Item Description Example value
`COMMAND_NAME` The name of the command as it will appear in the Doxygen comment, without any prefix or suffix bits. E.g. `\code{.py}` should be `code`. Case-sensitive. `code`
`TYPE` The "type" of the command, specifically one of `PLACEHOLDER`, `OPENING`, or `CLOSING`. `PLACEHOLDER`
`INLINE` Whether the command should be considered an inline item (`true`) or a block-level element (`false`). Default: `false`. `true`
`PAIR_CMD_NAME` For `OPENING`- and `CLOSING`-type commands, this identifies the paired command. E.g. `\code` is paired with `\endcode`, so for `code` we have `pair: endcode`. Not required for `PLACEHOLDER` commands. `endcode`
`CMD_TRANSLATABLE` Indicates whether the entire content of the command is translatable or not. This is intended for block-level `OPENING` commands that delimit entire blocks such as `\code`. Default: `true`. `true`
`PARAM_NAME` The name of a parameter. This is for organizational purposes only, and is not used by the filter. `name`
`LENGTH` The length of the parameter, specifically one of `WORD`, `LINE`, `PHRASE` or `PARAGRAPH`. These map to the designations described at the top of the special commands page, except for `PHRASE` which indicates a string bounded by double quotes like `"image caption"`. `WORD`
`REQUIRED` Whether the parameter is required (`true`) or optional (`false`). This affects how aggressively the filter tries to interpret proceeding text as a parameter. Default: `true`. `true`
`PARAM_TRANSLATABLE` Indicates whether the parameter is translatable (`true`) or not (`false`). Each parameter may be set independently, though untranslatable parameters following translatable ones will be recorded as separate inline codes. Default: `true`. `true`

Note:

• The `parameters` listing is optional.
• When present, parameters should be listed in the order in which they are written following the command.
• Parameters with non-whitespace delimiters (e.g. `.py` in `\code{.py}`) are not currently supported.

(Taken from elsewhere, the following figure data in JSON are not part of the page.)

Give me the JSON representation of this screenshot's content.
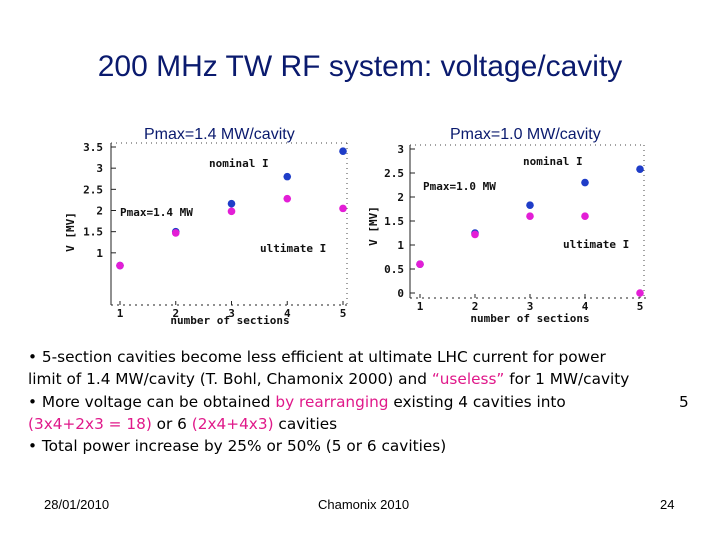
{
  "slide": {
    "title": "200 MHz TW RF system: voltage/cavity",
    "footer_date": "28/01/2010",
    "footer_center": "Chamonix 2010",
    "page_number": "24"
  },
  "chart_data": [
    {
      "type": "scatter",
      "title": "Pmax=1.4 MW/cavity",
      "xlabel": "number of sections",
      "ylabel": "V [MV]",
      "xlim": [
        1,
        5
      ],
      "ylim": [
        0.5,
        3.5
      ],
      "xticks": [
        1,
        2,
        3,
        4,
        5
      ],
      "yticks": [
        1,
        1.5,
        2,
        2.5,
        3,
        3.5
      ],
      "annotations": [
        "nominal I",
        "Pmax=1.4 MW",
        "ultimate I"
      ],
      "series": [
        {
          "name": "nominal I",
          "color": "#1f3dc8",
          "x": [
            1,
            2,
            3,
            4,
            5
          ],
          "y": [
            0.7,
            1.5,
            2.16,
            2.8,
            3.4
          ]
        },
        {
          "name": "ultimate I",
          "color": "#e31ed6",
          "x": [
            1,
            2,
            3,
            4,
            5
          ],
          "y": [
            0.7,
            1.47,
            1.98,
            2.28,
            2.05
          ]
        }
      ]
    },
    {
      "type": "scatter",
      "title": "Pmax=1.0 MW/cavity",
      "xlabel": "number of sections",
      "ylabel": "V [MV]",
      "xlim": [
        1,
        5
      ],
      "ylim": [
        0,
        3
      ],
      "xticks": [
        1,
        2,
        3,
        4,
        5
      ],
      "yticks": [
        0,
        0.5,
        1,
        1.5,
        2,
        2.5,
        3
      ],
      "annotations": [
        "nominal I",
        "Pmax=1.0 MW",
        "ultimate I"
      ],
      "series": [
        {
          "name": "nominal I",
          "color": "#1f3dc8",
          "x": [
            1,
            2,
            3,
            4,
            5
          ],
          "y": [
            0.6,
            1.25,
            1.83,
            2.3,
            2.58
          ]
        },
        {
          "name": "ultimate I",
          "color": "#e31ed6",
          "x": [
            1,
            2,
            3,
            4,
            5
          ],
          "y": [
            0.6,
            1.22,
            1.6,
            1.6,
            0.0
          ]
        }
      ]
    }
  ],
  "bullets": {
    "l1": "• 5-section cavities become less efficient at ultimate LHC current for power",
    "l2a": "limit of 1.4 MW/cavity (T. Bohl, Chamonix 2000) and ",
    "l2b": "“useless”",
    "l2c": " for 1 MW/cavity",
    "l3a": "•  More voltage can be obtained ",
    "l3b": "by rearranging",
    "l3c": " existing 4 cavities into",
    "l3d": "5",
    "l4a": "(3x4+2x3 = 18)",
    "l4b": " or 6 ",
    "l4c": "(2x4+4x3)",
    "l4d": " cavities",
    "l5": "•  Total power increase by 25% or 50% (5 or 6 cavities)"
  }
}
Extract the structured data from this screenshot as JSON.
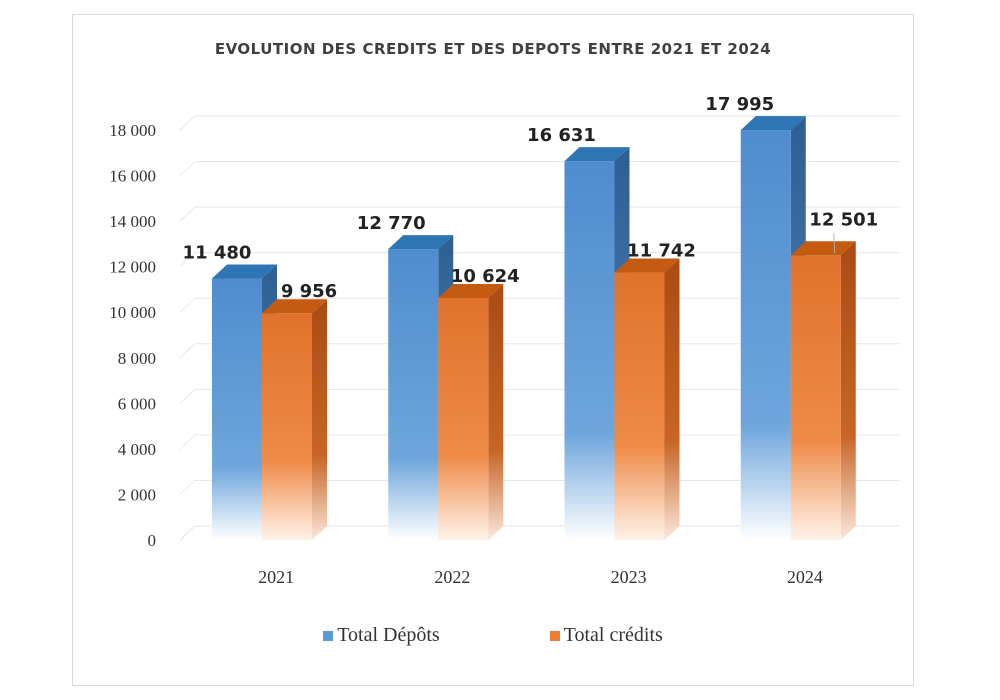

You may also define custom commands as follows (all of the above options except `COMMAND_NAME` are supported; the following is a minimal case):

``` custom_commands:
- pattern: "REGEX_PATTERN"
type: TYPE
...
```
Item Description Example value
`REGEX_PATTERN` Any valid regex that matches non-zero-width runs of text within the comment. Matches will be turned into codes according to the parameters as described above. `###ACCESS_CHECKS###.*?;`

### Whitespace

Prevent the filter from collapsing whitespace by setting `preserve_whitespace: true`.

## Limitations

• Single linebreaks in a text run that are not part of a Doxygen command are collapsed. No effort is made to enforce a maximum line width upon output, so essentially each translatable paragraph will be collapsed to a single (potentially very long) line.
• Command parameters with non-whitespace delimiters (e.g. `.py` in `\code{.py}`) are not currently supported.
• Non-translatable command parameters are not exposed for any special processing.